Our last activity of the day (which was actually helpful) before going to end of the day formation was learning basic marching movements (right face and about face). It seemed like it was the first practical thing we were learning (aside from rank structure) that would immediately benefit us. Sadly, we were told in the classroom since all of us in Red Phase were leaving within the next two months we wouldn’t be issued uniforms (but that would all change day two…..heh).

1600: Final formation was back in the gym at 1600. It was the same process as at 0800 except that the First Sergeant spent his time recapping the day. Red Phasers were still a bit out of order and couldn’t quite figure things out. Overall, my impression of day one was not extremely glowing.
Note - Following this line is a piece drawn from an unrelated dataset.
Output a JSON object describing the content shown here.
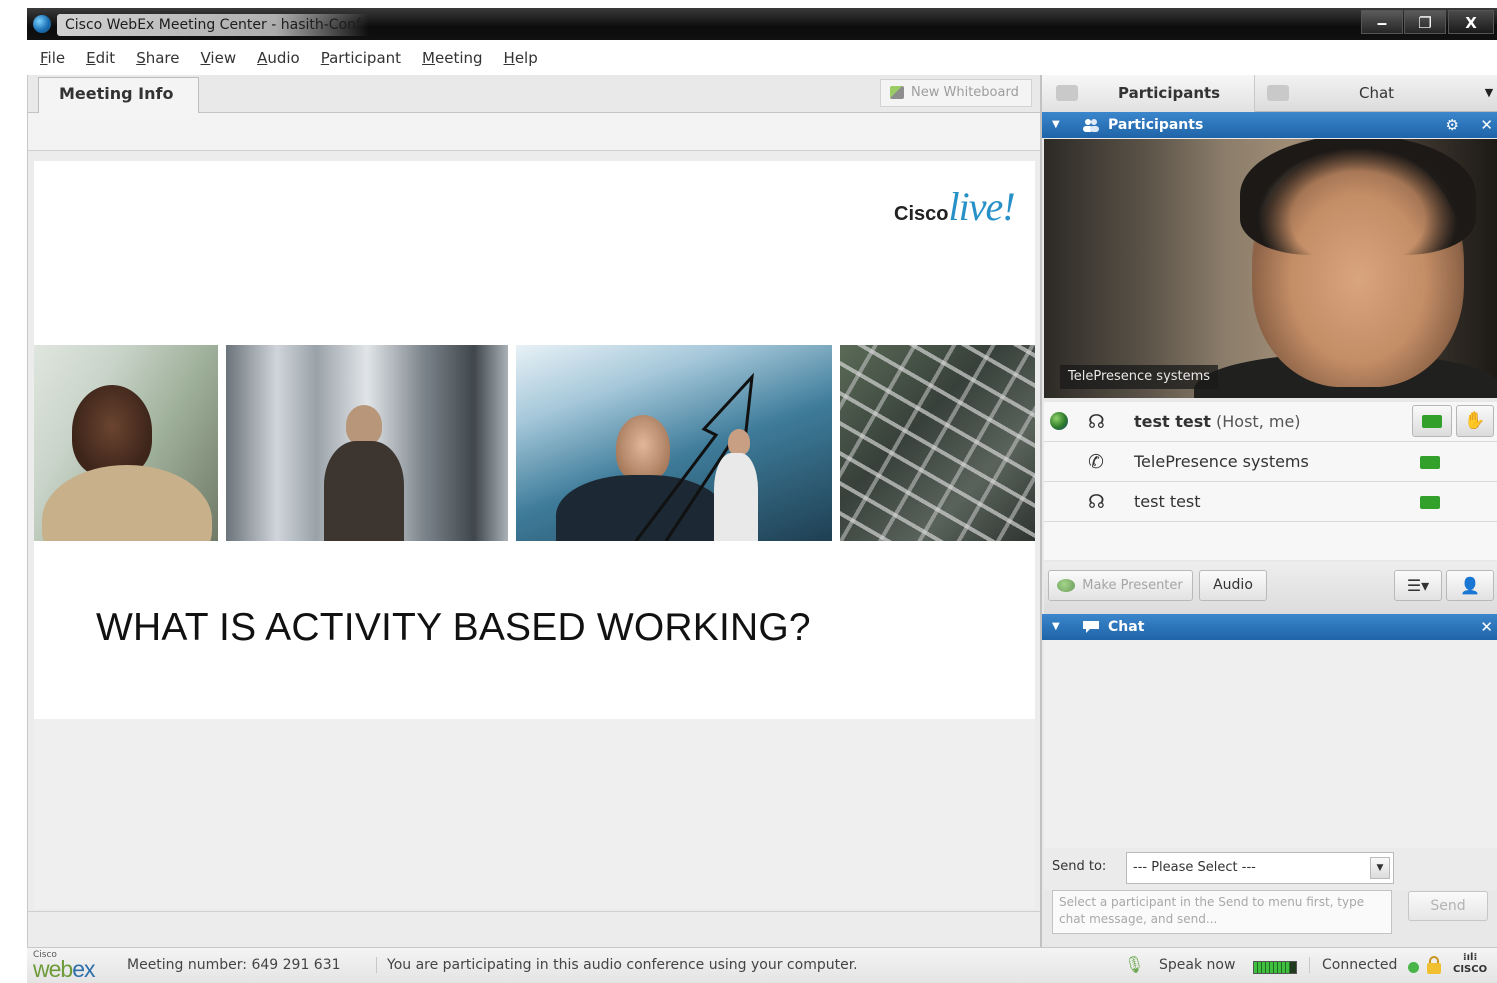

I met a couple really wonderful girls in Red Phase, both of which are in Fourth PLT as well, but the day was very long and pretty monotonous. I understand they couldn’t throw us in to what White Phasers were doing right away, but I think a tiny amount of guidance as to what to expect when we were in a group would have been super helpful.

As I finish day one, I’ve realized this is already way too long to continue detailing day two in the same post, so I will save that for another day.